Introduction: Reactive astrogliosis is morphological and functional changes of astrocytes. Loss of homeostatic functions and gain of detrimental functions of astrocytes may drive disease progression in neurodegenerative diseases. PET tracer targeting monoamine oxidase-B (MAO-B) enables in vivo imaging of reactive astrogliosis. A newly developed PET tracer [¹⁸F]SMBT-1 possess high affinity and high selectivity for MAO-B in a reversible binding fashion. In this study, we investigated the binding properties of [¹⁸F]SMBT-1 to postmortem brains from Alzheimer's disease (AD) and frontotemporal lobar degeneration (FTLD).

Methods: In vitro autoradiography of [¹⁸F]SMBT-1 (MAO-B), [¹⁸F]Florbetaben (amyloid-ß (Aß)) and [³H]MK-6240 (tau) was performed using postmortem brain sections from Aß-positive/Tau-negative cognitively normal elderly and Aß-positive/Tau-positive AD patient. The specific binding of [¹⁸F]SMBT-1 was measured in postmortem brain homogenates of cognitively normal elderly and FTLD patients. We also investigated the correlation of [¹⁸F]SMBT-1 binding with MAO-B, glial fibrillary acidic protein (GFAP), and insoluble TAR DNA-binding protein 43 (TDP-43) levels.

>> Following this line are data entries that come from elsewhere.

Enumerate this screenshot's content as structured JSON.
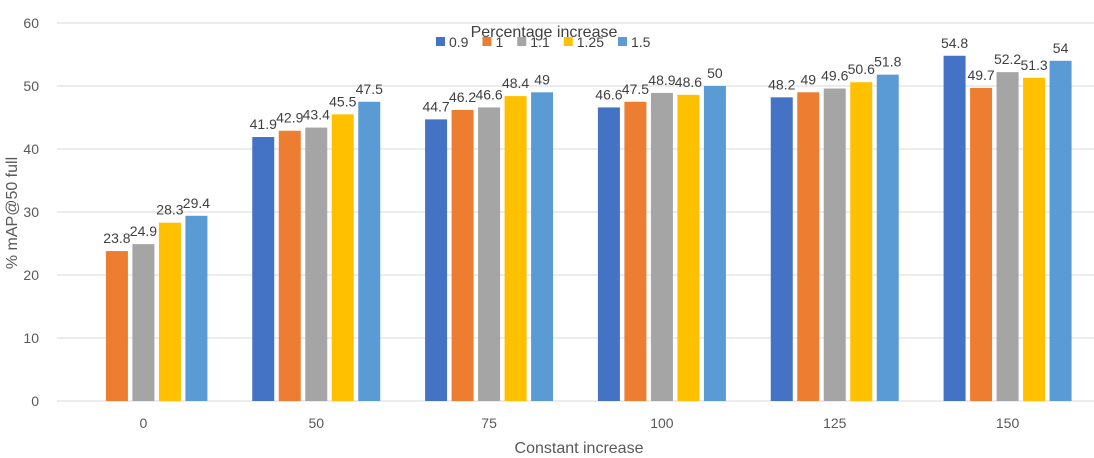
{
  "chart_data": {
    "type": "bar",
    "title": "",
    "xlabel": "Constant increase",
    "ylabel": "% mAP@50 full",
    "ylim": [
      0,
      60
    ],
    "yticks": [
      0,
      10,
      20,
      30,
      40,
      50,
      60
    ],
    "grid": true,
    "legend": {
      "title": "Percentage increase",
      "placement": "top-center"
    },
    "categories": [
      "0",
      "50",
      "75",
      "100",
      "125",
      "150"
    ],
    "series": [
      {
        "name": "0.9",
        "color": "#4472C4",
        "values": [
          null,
          41.9,
          44.7,
          46.6,
          48.2,
          54.8
        ]
      },
      {
        "name": "1",
        "color": "#ED7D31",
        "values": [
          23.8,
          42.9,
          46.2,
          47.5,
          49.0,
          49.7
        ]
      },
      {
        "name": "1.1",
        "color": "#A5A5A5",
        "values": [
          24.9,
          43.4,
          46.6,
          48.9,
          49.6,
          52.2
        ]
      },
      {
        "name": "1.25",
        "color": "#FFC000",
        "values": [
          28.3,
          45.5,
          48.4,
          48.6,
          50.6,
          51.3
        ]
      },
      {
        "name": "1.5",
        "color": "#5B9BD5",
        "values": [
          29.4,
          47.5,
          49.0,
          50.0,
          51.8,
          54.0
        ]
      }
    ]
  }
}
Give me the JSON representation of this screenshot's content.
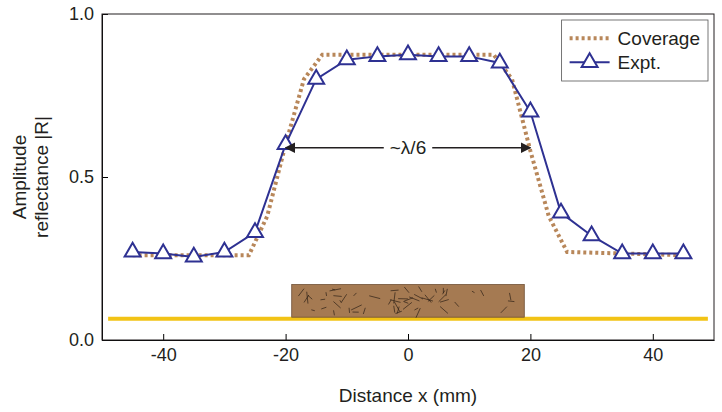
{
  "chart_data": {
    "type": "line",
    "xlabel": "Distance x (mm)",
    "ylabel": "Amplitude reflectance |R|",
    "xlim": [
      -50,
      50
    ],
    "ylim": [
      0,
      1
    ],
    "xticks": [
      -40,
      -20,
      0,
      20,
      40
    ],
    "yticks": [
      {
        "value": 0,
        "label": "0.0"
      },
      {
        "value": 0.5,
        "label": "0.5"
      },
      {
        "value": 1,
        "label": "1.0"
      }
    ],
    "legend": "upper right",
    "annotations": [
      "~λ/6"
    ],
    "series": [
      {
        "name": "Coverage",
        "color": "#b8875a",
        "line_style": "dotted",
        "x": [
          -45,
          -26,
          -23,
          -20,
          -17,
          -14,
          14,
          17,
          20,
          23,
          26,
          45
        ],
        "values": [
          0.26,
          0.26,
          0.38,
          0.6,
          0.8,
          0.875,
          0.875,
          0.8,
          0.58,
          0.38,
          0.27,
          0.26
        ]
      },
      {
        "name": "Expt.",
        "color": "#2e3192",
        "line_style": "solid",
        "marker": "triangle",
        "x": [
          -45,
          -40,
          -35,
          -30,
          -25,
          -20,
          -15,
          -10,
          -5,
          0,
          5,
          10,
          15,
          20,
          25,
          30,
          35,
          40,
          45
        ],
        "values": [
          0.27,
          0.265,
          0.255,
          0.27,
          0.33,
          0.6,
          0.8,
          0.86,
          0.87,
          0.875,
          0.87,
          0.87,
          0.85,
          0.7,
          0.39,
          0.32,
          0.265,
          0.265,
          0.265
        ]
      }
    ]
  }
}
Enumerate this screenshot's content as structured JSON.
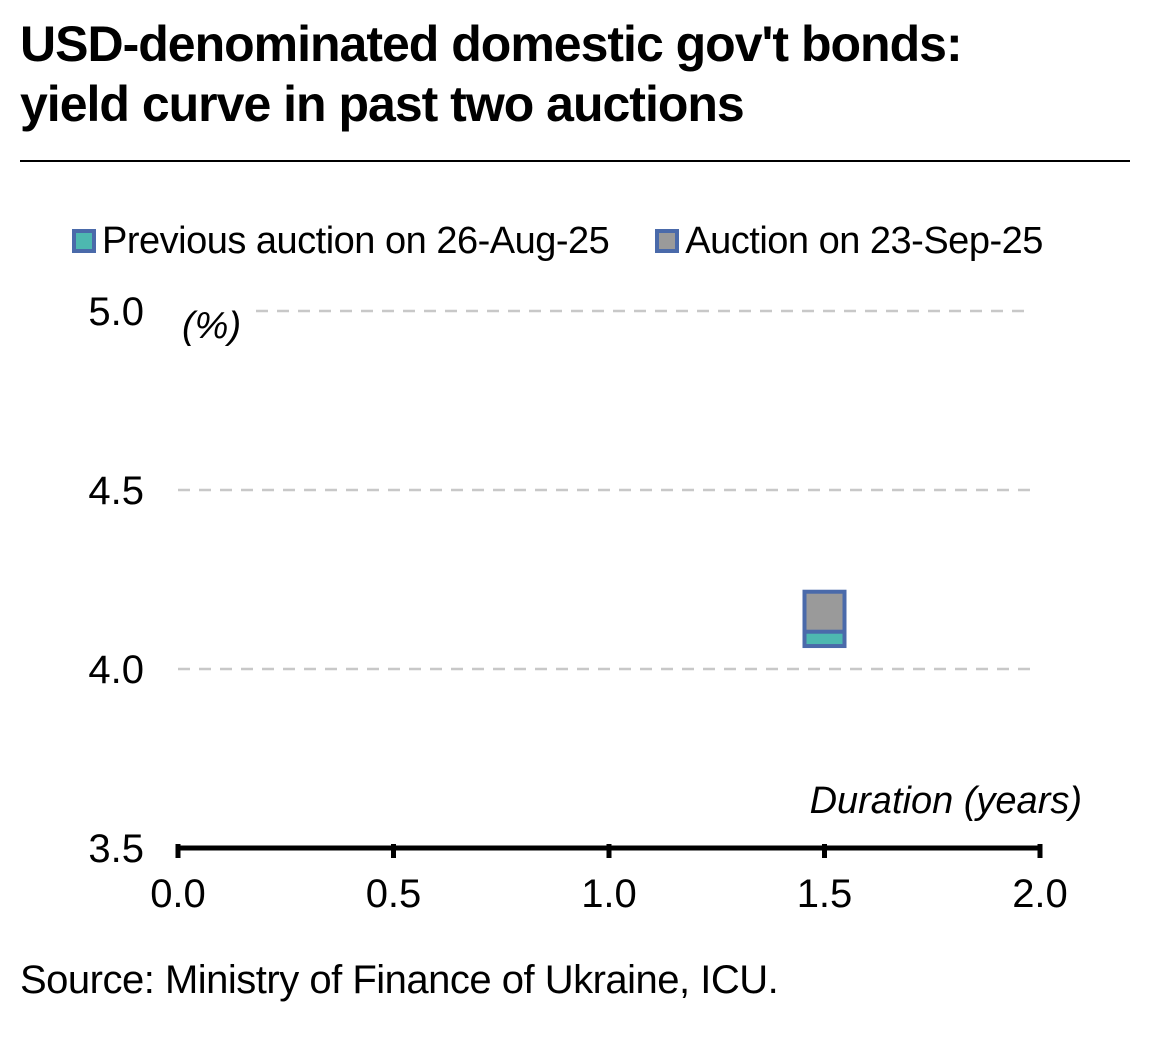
{
  "title_line1": "USD-denominated domestic gov't bonds:",
  "title_line2": "yield curve in past two auctions",
  "source": "Source: Ministry of Finance of Ukraine, ICU.",
  "colors": {
    "previous": "#4db8b0",
    "current": "#9a9a9a",
    "marker_border": "#4a6aaa",
    "grid": "#c8c8c8"
  },
  "chart_data": {
    "type": "scatter",
    "ylabel": "(%)",
    "xlabel": "Duration (years)",
    "xlim": [
      0.0,
      2.0
    ],
    "ylim": [
      3.5,
      5.0
    ],
    "xticks": [
      "0.0",
      "0.5",
      "1.0",
      "1.5",
      "2.0"
    ],
    "yticks": [
      "3.5",
      "4.0",
      "4.5",
      "5.0"
    ],
    "grid": "horizontal dashed",
    "legend_position": "top",
    "series": [
      {
        "name": "Previous auction on 26-Aug-25",
        "points": [
          {
            "x": 1.5,
            "y": 4.12
          }
        ]
      },
      {
        "name": "Auction on 23-Sep-25",
        "points": [
          {
            "x": 1.5,
            "y": 4.16
          }
        ]
      }
    ]
  }
}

Results: In Aß-positive/Tau-positive AD brain sections, specific binding of [¹⁸F]SMBT-1 was observed in regions close to Aß and tau deposits where [¹⁸F]florbetaben and [³H]MK-6240 binding was observed. Furthermore, significant [¹⁸F]SMBT-1 binding was also observed in Aß-positive/Tau-negative cognitively normal elderly brains. In FTLD-TDP brain tissues, specific [¹⁸F]SMBT-1 binding was significantly elevated compared to healthy control brains. The amount of [¹⁸F]SMBT-1 binding was significantly correlated with MAO-B, GFAP, and insoluble TDP-43 levels.

Conclusions: Significant [¹⁸F]SMBT-1 binding was observed in the brains of patients with AD dementia as well as amyloid-positive cognitively normal elderly, reflecting reactive astrogliosis induced by Aß accumulation. [¹⁸F]SMBT-1 can also detect reactive astrogliosis in FTLD-TDP, suggesting that SMBT-1 PET is potentially useful for early diagnosis of FTLD.